Back to School Shoes! Give Your Child a Healthy Start

Those lazy, barefoot summer days are coming to an end—time to shop for those back-to-school shoes. No doubt your kids feet have grown quite a bit (again), but getting a larger shoe should be just part of your checklist. Leading children’s podiatrists agree that choosing the proper footwear for your kids is a decision that will impact the lifelong health of your child. Good footwear not only is long enough, but allows your children’s toes to spread and foot to form naturally. Shoes that “mold” your child’s foot to a contoured foot bed with arches can actually damage your child’s foot, causing problems with arch pain or weak ankles that crop up in adulthood when we reach our full body weight.

FOOTBINDING IS OUT
Our feet are wonderfully complex structures with 19 bones and 126 muscles and ligaments. When born, a child’s foot is quite malleable and the bones do not fully ossify until age 9. Foot bones actually function more like cartilage for those first 9 years. An extreme example of how moldable our feet are at young ages is the now-defunct tradition of Chinese foot binding. Because tiny feet were considered beautiful, young girls’ feet were essentially folded in half by tight bindings, deforming and often crippling them. Putting your child’s feet in stiff, contoured shoes is a much less severe, but nonetheless similar process.

BAREFOOT IS BEST
The best thing that can be done for the healthy development of feet is to maximize the time your children spend barefoot. All podiatrists agree this is the best for developing strong, athletic feet and improving your sense of balance and posture. (This is true for adults, as well!) The second best is to purchase shoes that allow feet to move freely and breathe naturally.

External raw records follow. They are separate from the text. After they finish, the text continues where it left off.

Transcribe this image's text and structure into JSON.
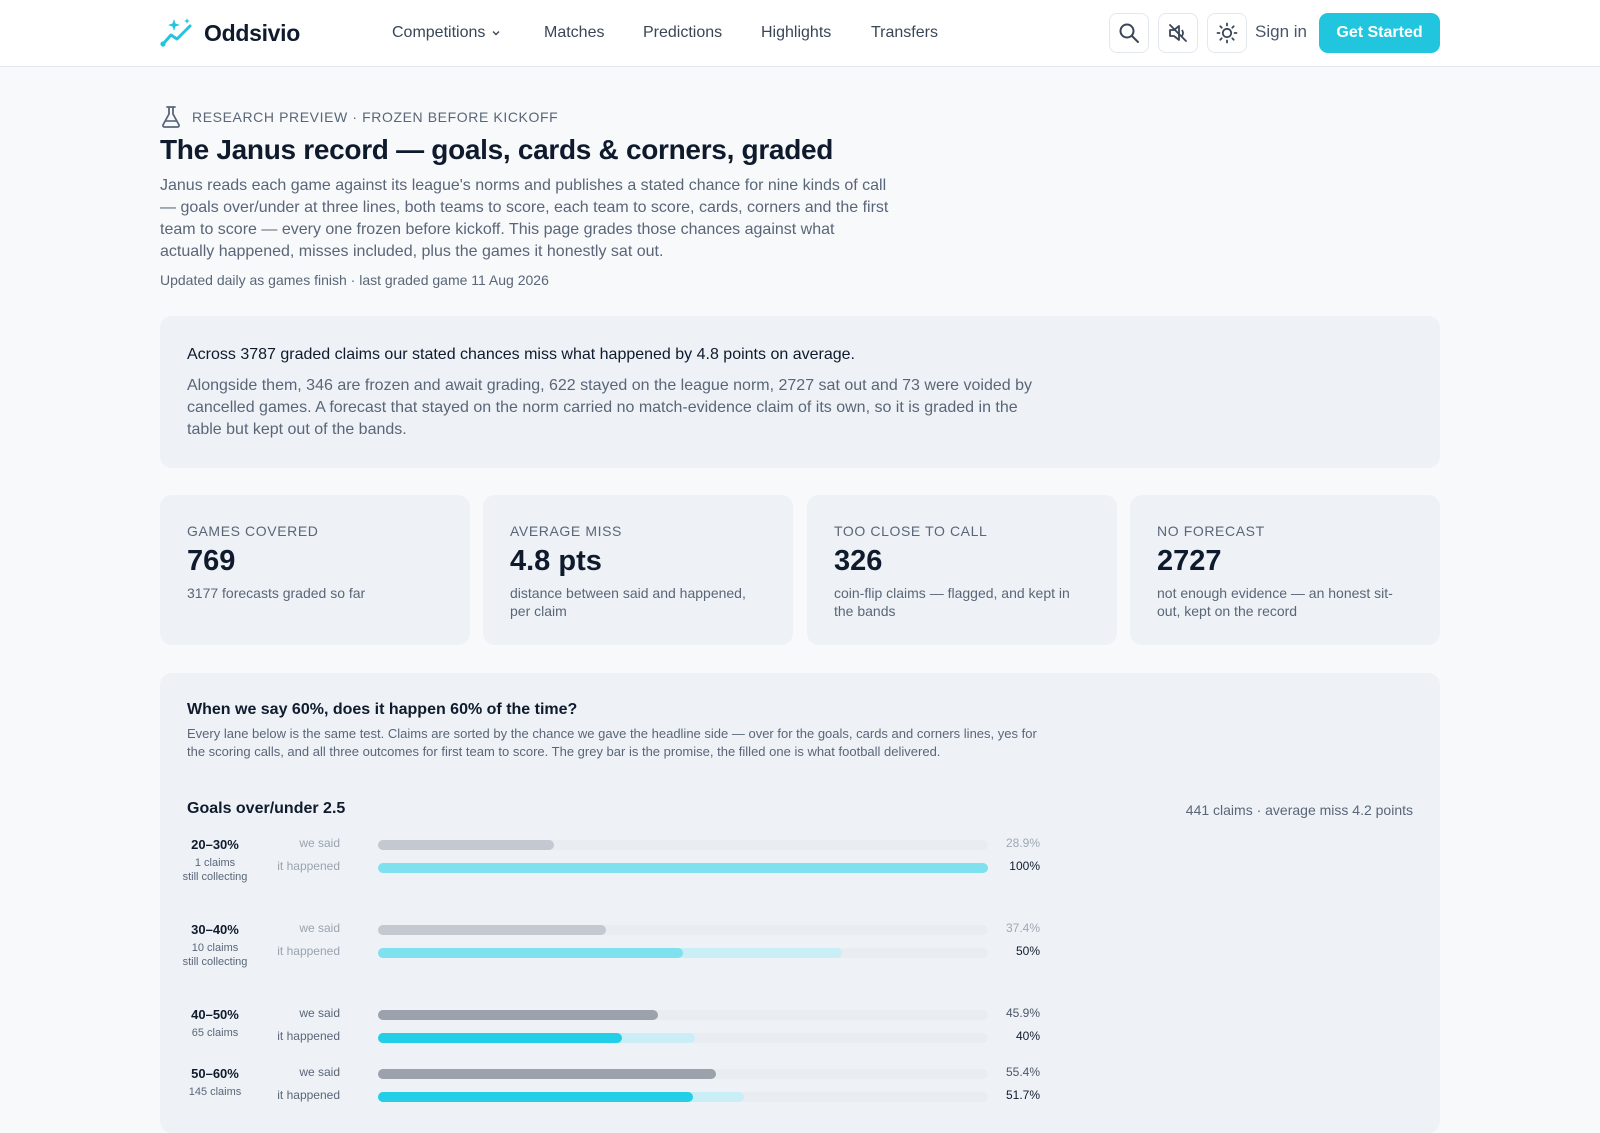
{
  "header": {
    "brand": "Oddsivio",
    "nav": [
      {
        "label": "Competitions",
        "has_menu": true
      },
      {
        "label": "Matches"
      },
      {
        "label": "Predictions"
      },
      {
        "label": "Highlights"
      },
      {
        "label": "Transfers"
      }
    ],
    "icons": [
      "search-icon",
      "sound-off-icon",
      "sun-icon"
    ],
    "sign_in": "Sign in",
    "cta": "Get Started",
    "accent": "#22c5de"
  },
  "intro": {
    "eyebrow": "RESEARCH PREVIEW · FROZEN BEFORE KICKOFF",
    "title": "The Janus record — goals, cards & corners, graded",
    "lede": "Janus reads each game against its league's norms and publishes a stated chance for nine kinds of call — goals over/under at three lines, both teams to score, each team to score, cards, corners and the first team to score — every one frozen before kickoff. This page grades those chances against what actually happened, misses included, plus the games it honestly sat out.",
    "updated": "Updated daily as games finish · last graded game 11 Aug 2026"
  },
  "summary": {
    "headline": "Across 3787 graded claims our stated chances miss what happened by 4.8 points on average.",
    "body": "Alongside them, 346 are frozen and await grading, 622 stayed on the league norm, 2727 sat out and 73 were voided by cancelled games. A forecast that stayed on the norm carried no match-evidence claim of its own, so it is graded in the table but kept out of the bands."
  },
  "stats": [
    {
      "label": "GAMES COVERED",
      "value": "769",
      "sub": "3177 forecasts graded so far"
    },
    {
      "label": "AVERAGE MISS",
      "value": "4.8 pts",
      "sub": "distance between said and happened, per claim"
    },
    {
      "label": "TOO CLOSE TO CALL",
      "value": "326",
      "sub": "coin-flip claims — flagged, and kept in the bands"
    },
    {
      "label": "NO FORECAST",
      "value": "2727",
      "sub": "not enough evidence — an honest sit-out, kept on the record"
    }
  ],
  "calibration": {
    "title": "When we say 60%, does it happen 60% of the time?",
    "description": "Every lane below is the same test. Claims are sorted by the chance we gave the headline side — over for the goals, cards and corners lines, yes for the scoring calls, and all three outcomes for first team to score. The grey bar is the promise, the filled one is what football delivered.",
    "said_label": "we said",
    "happened_label": "it happened",
    "lane": {
      "title": "Goals over/under 2.5",
      "meta": "441 claims · average miss 4.2 points",
      "bands": [
        {
          "range": "20–30%",
          "count": "1 claims",
          "note": "still collecting",
          "said": 28.9,
          "happened": 100,
          "said_label": "28.9%",
          "happened_label": "100%",
          "collecting": true
        },
        {
          "range": "30–40%",
          "count": "10 claims",
          "note": "still collecting",
          "said": 37.4,
          "happened": 50,
          "said_label": "37.4%",
          "happened_label": "50%",
          "collecting": true,
          "spread": [
            50,
            76
          ]
        },
        {
          "range": "40–50%",
          "count": "65 claims",
          "note": "",
          "said": 45.9,
          "happened": 40,
          "said_label": "45.9%",
          "happened_label": "40%",
          "collecting": false,
          "spread": [
            40,
            52
          ]
        },
        {
          "range": "50–60%",
          "count": "145 claims",
          "note": "",
          "said": 55.4,
          "happened": 51.7,
          "said_label": "55.4%",
          "happened_label": "51.7%",
          "collecting": false,
          "spread": [
            51.7,
            60
          ]
        }
      ]
    }
  }
}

Consider these tips when shopping:

  • Soft, flexible soles that bend easily in the middle when bending the toe towards the heel. Many soles only bend in the toe -- make sure they bend where the foot arches.
  • Choose soft soles that mold to your child’s foot rather than soles that force your child’s foot to mold to the shoe. Flat soles with no arch supports are best to simulate barefoot conditions. The lighter, the better!
  • Ample room for toes. True children’s shoes are much fatter in the toes than adult shoes as their feet don’t narrow out until adolescence. Shoes should be loose around the toes.
  • Soft, flexible uppers that breathe. Uppers made of natural, absorbing cloth or leather are preferable to synthetic material.